Economic growth expected to climb down to 5.3pc in 2023
Kenya’s economic growth is expected to decelerate to 5.3 per cent this year, according to the International Monetary Fund (IMF). The predictions for growth for the preceding two years were 5.4 per cent in 2022 and 7.5 per cent in 2021, respectively.
The lender’s most recent regional economic outlook report, titled “Big Funding Squeeze,” attributes the slower growth to a cash crunch that is limiting the nation’s capacity to invest in infrastructure, health care, and education.
“Persistent global inflation and tighter monetary policies have led to higher borrowing costs for sub-Saharan African countries and have placed greater pressure on exchange rates,” it says.

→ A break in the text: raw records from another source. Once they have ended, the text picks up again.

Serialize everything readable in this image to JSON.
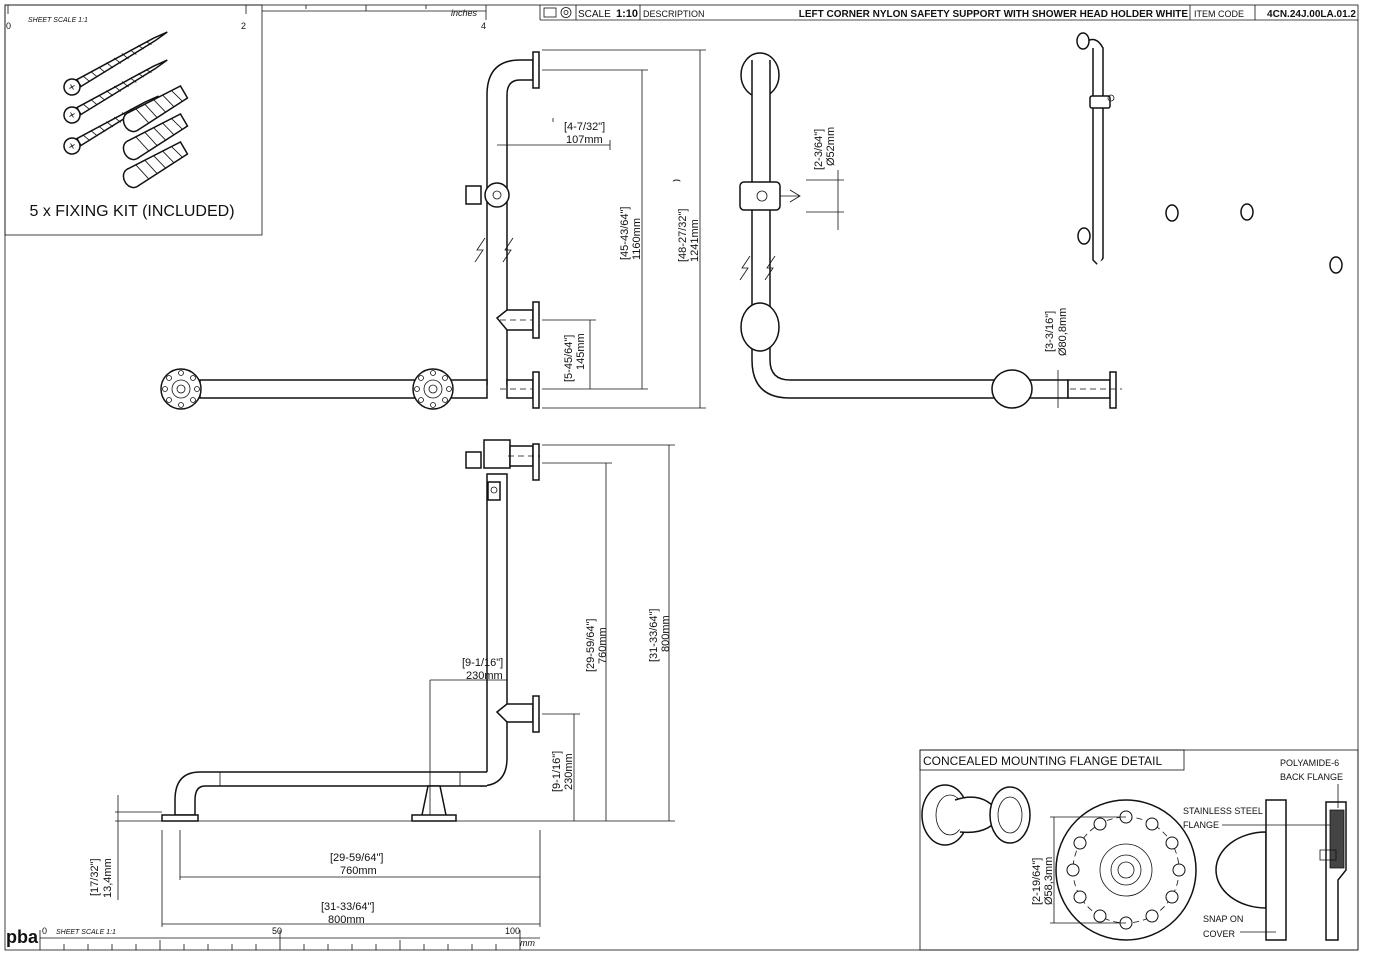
{
  "title_block": {
    "scale_label": "SCALE",
    "scale_value": "1:10",
    "description_label": "DESCRIPTION",
    "description": "LEFT CORNER NYLON SAFETY SUPPORT WITH SHOWER HEAD HOLDER WHITE",
    "item_code_label": "ITEM CODE",
    "item_code": "4CN.24J.00LA.01.2"
  },
  "ruler_top": {
    "label": "inches",
    "ticks": [
      "0",
      "2",
      "4"
    ],
    "sheet_scale": "SHEET SCALE 1:1"
  },
  "ruler_bottom": {
    "label": "mm",
    "ticks": [
      "0",
      "50",
      "100"
    ],
    "sheet_scale": "SHEET SCALE 1:1"
  },
  "logo": "pba",
  "fixing_kit": {
    "caption": "5 x FIXING KIT (INCLUDED)"
  },
  "front_view_dims": {
    "d1_in": "[4-7/32\"]",
    "d1_mm": "107mm",
    "d2_in": "[45-43/64\"]",
    "d2_mm": "1160mm",
    "d3_in": "[48-27/32\"]",
    "d3_mm": "1241mm",
    "d4_in": "[5-45/64\"]",
    "d4_mm": "145mm"
  },
  "side_view_dims": {
    "d1_in": "[2-3/64\"]",
    "d1_mm": "Ø52mm",
    "d2_in": "[3-3/16\"]",
    "d2_mm": "Ø80,8mm"
  },
  "plan_view_dims": {
    "d1_in": "[9-1/16\"]",
    "d1_mm": "230mm",
    "d2_in": "[29-59/64\"]",
    "d2_mm": "760mm",
    "d3_in": "[31-33/64\"]",
    "d3_mm": "800mm",
    "d4_in": "[9-1/16\"]",
    "d4_mm": "230mm",
    "d5_in": "[29-59/64\"]",
    "d5_mm": "760mm",
    "d6_in": "[31-33/64\"]",
    "d6_mm": "800mm",
    "d7_in": "[17/32\"]",
    "d7_mm": "13,4mm"
  },
  "flange_detail": {
    "title": "CONCEALED MOUNTING FLANGE DETAIL",
    "dia_in": "[2-19/64\"]",
    "dia_mm": "Ø58,3mm",
    "label_polyamide_1": "POLYAMIDE-6",
    "label_polyamide_2": "BACK FLANGE",
    "label_steel_1": "STAINLESS STEEL",
    "label_steel_2": "FLANGE",
    "label_cover_1": "SNAP ON",
    "label_cover_2": "COVER"
  }
}
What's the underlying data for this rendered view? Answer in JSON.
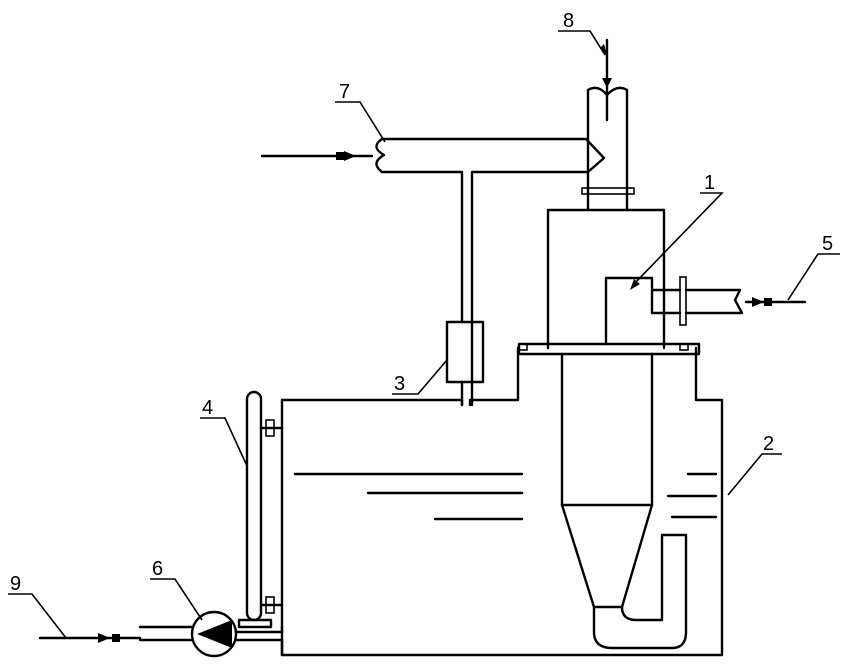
{
  "labels": {
    "item1": "1",
    "item2": "2",
    "item3": "3",
    "item4": "4",
    "item5": "5",
    "item6": "6",
    "item7": "7",
    "item8": "8",
    "item9": "9"
  }
}
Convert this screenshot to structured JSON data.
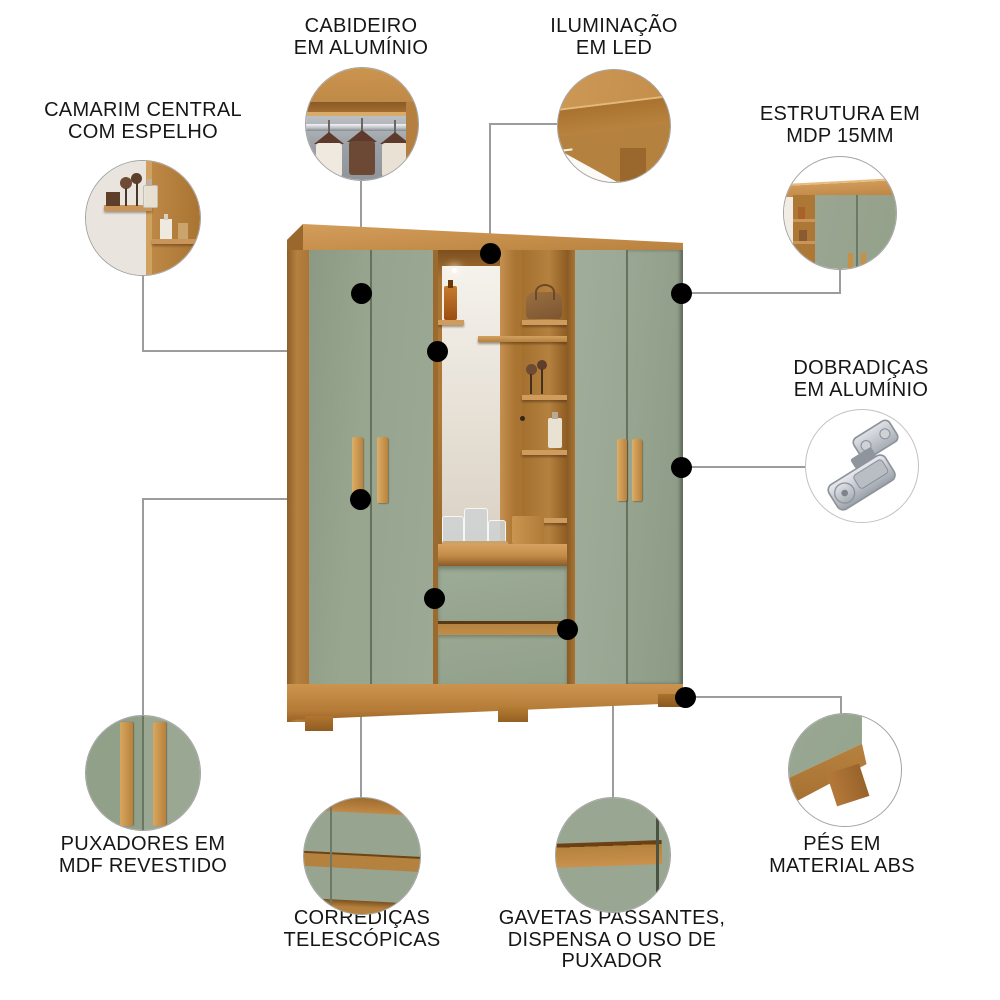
{
  "page": {
    "type": "product-feature-infographic",
    "product": "Guarda-roupa 4 portas com camarim central",
    "background": "#ffffff"
  },
  "callouts": [
    {
      "id": "cabideiro",
      "lines": [
        "CABIDEIRO",
        "EM ALUMÍNIO"
      ]
    },
    {
      "id": "iluminacao",
      "lines": [
        "ILUMINAÇÃO",
        "EM LED"
      ]
    },
    {
      "id": "camarim",
      "lines": [
        "CAMARIM CENTRAL",
        "COM ESPELHO"
      ]
    },
    {
      "id": "estrutura",
      "lines": [
        "ESTRUTURA EM",
        "MDP 15MM"
      ]
    },
    {
      "id": "dobradicas",
      "lines": [
        "DOBRADIÇAS",
        "EM ALUMÍNIO"
      ]
    },
    {
      "id": "puxadores",
      "lines": [
        "PUXADORES EM",
        "MDF REVESTIDO"
      ]
    },
    {
      "id": "corredicas",
      "lines": [
        "CORREDIÇAS",
        "TELESCÓPICAS"
      ]
    },
    {
      "id": "gavetas",
      "lines": [
        "GAVETAS PASSANTES,",
        "DISPENSA O USO DE",
        "PUXADOR"
      ]
    },
    {
      "id": "pes",
      "lines": [
        "PÉS EM",
        "MATERIAL ABS"
      ]
    }
  ],
  "colors": {
    "door_green": "#99a792",
    "door_green_dark": "#8c9a85",
    "wood_light": "#cb944f",
    "wood_mid": "#b5813f",
    "wood_dark": "#9a672c",
    "mirror": "#e9e5de",
    "dot": "#000000",
    "connector_line": "#9c9c9c",
    "label_text": "#161616"
  }
}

In addition, IMF noted that a growing reliance on pricey market-based financing and a long-term drop in aid budgets are contributing to an increase in the interest burden on public debt.

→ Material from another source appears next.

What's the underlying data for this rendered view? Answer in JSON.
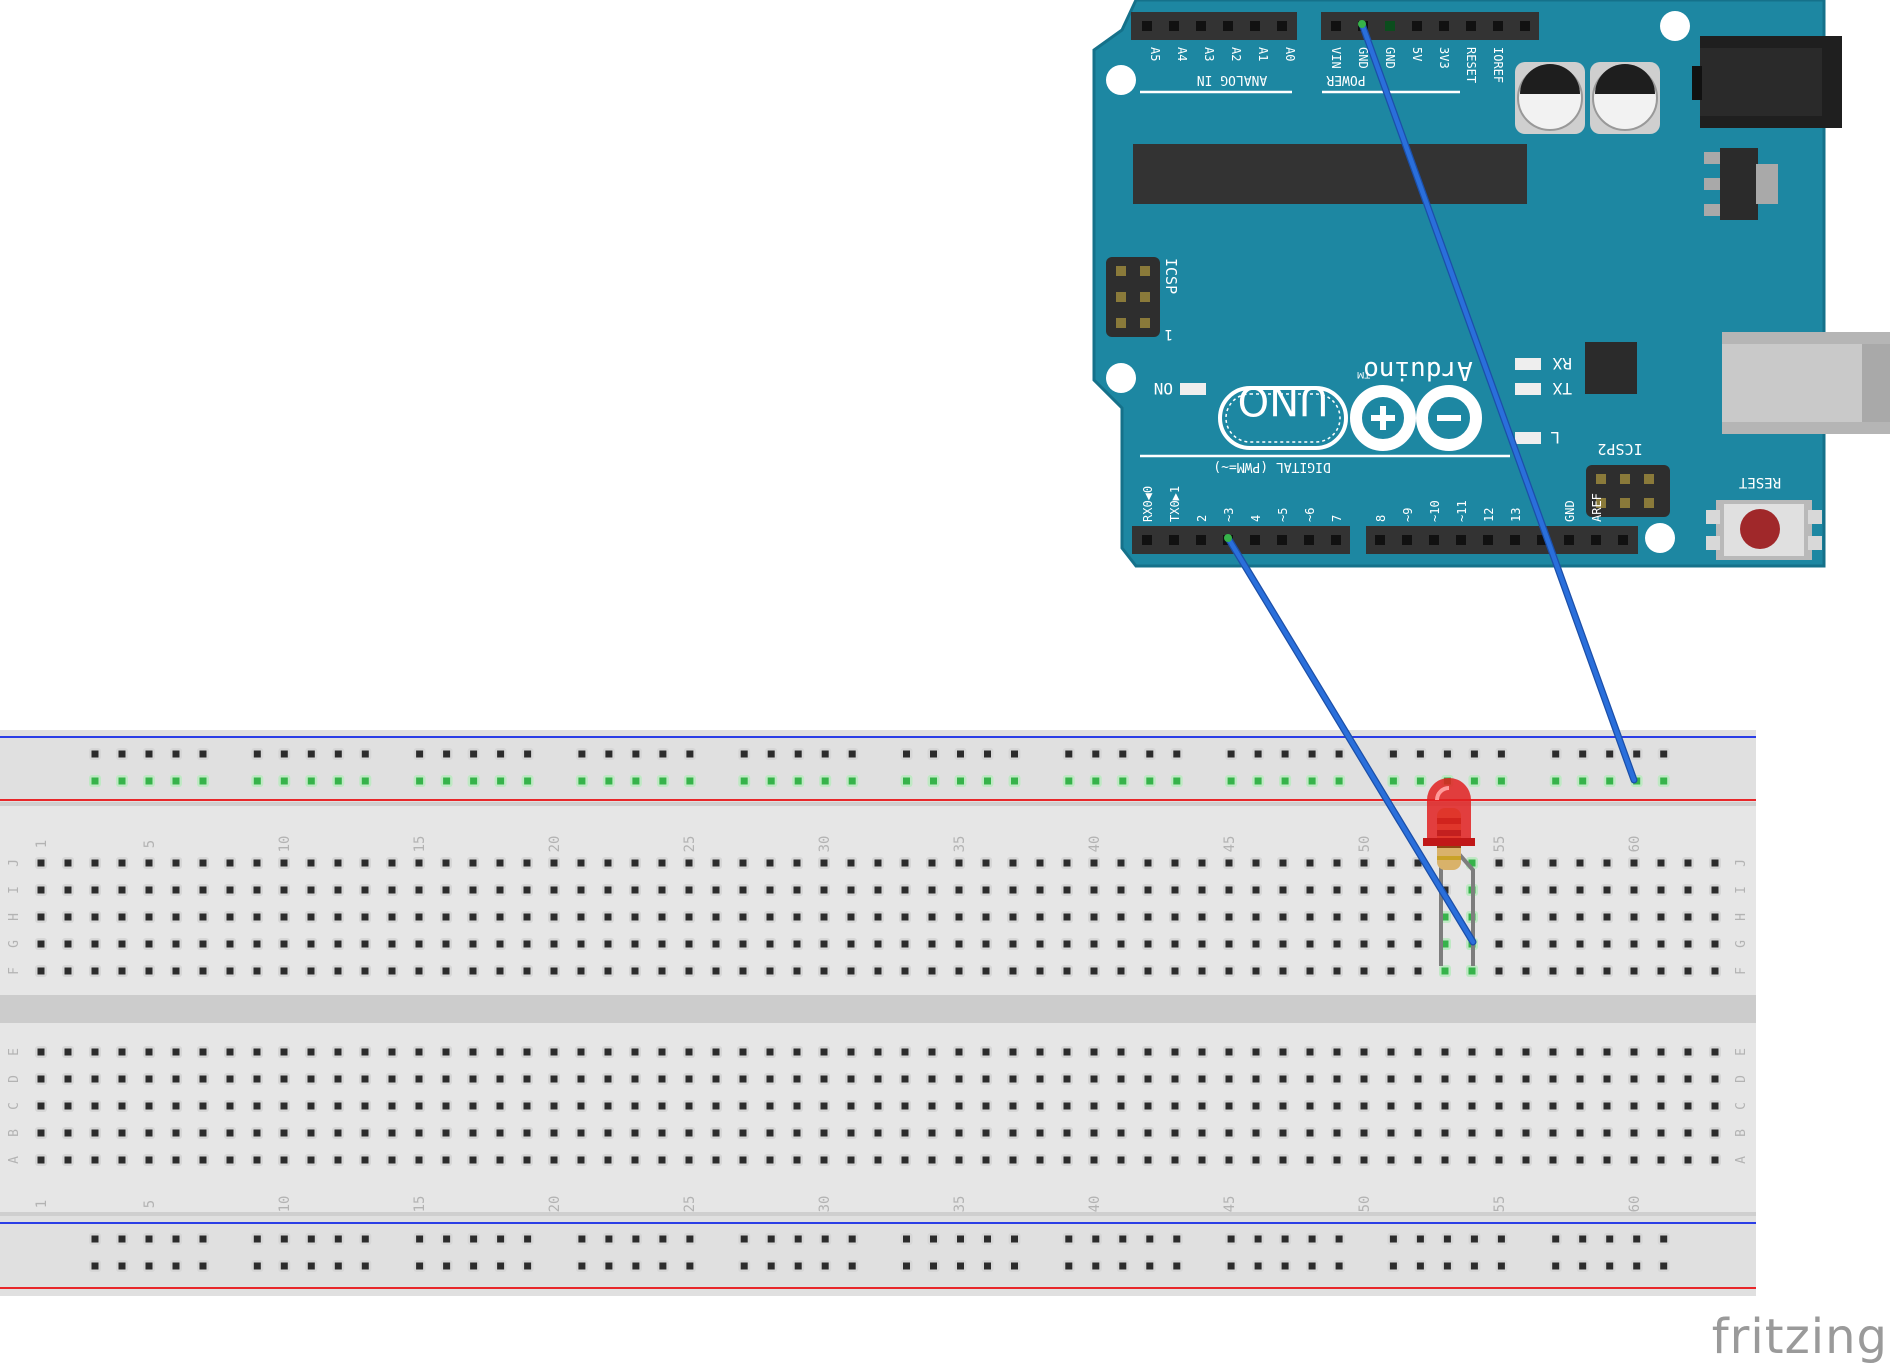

The projections by the IMF are not too different from those of the National Treasury. In December last year, Treasury Principal Secretary, Chris Kiptoo, said the economy was projected to grow at 5.5 per cent in 2022 and 6.1 per cent in 2023.
“Considering the adverse impact of the drought conditions, inflationary pressures, and other external pressures, the economy is projected to grow by 5.5 per cent in 2022, recover in 2023 to 6.1 per cent, and maintain that momentum over the medium-term. This growth will be supported by a broad-based private sector growth, including recoveries in agriculture while the public sector consolidates,” he stated.
Global recovery
Sub-Saharan African region’s growth is estimated to slow to 3.6 per cent this year due to the global downturn, and activities are predicted to slow for a second consecutive year. Then, in 2024, it will increase to 4.2 per cent due to the predicted global recovery, declining inflation, and a slowing of monetary policy tightening.
The region will have slower growth than the previous year, when it increased by 4.7 per cent, for the second year in a row.
The IMF points out that the financial crunch would also affect the region’s longer-term prospects since governments may be forced to cut back on resources for vital development areas like infrastructure, health care, and education, which will decrease the region’s capacity to grow.
“Public debt and inflation are at levels not seen in decades, with double-digit inflation present in about half of the African countries, eroding household purchasing power and striking at the most vulnerable,” notes IMF.
According to the IMF, East African nations should do better this year in terms of their contributions to the growth of the area. It does, however, mention that a few significant economies will reduce the average SSA growth rate.
Kenya has been battling a serious cash crunch that has seen it unable to pay salaries for civil servants as most of the money has been spent on debt service as the government fights to avoid default.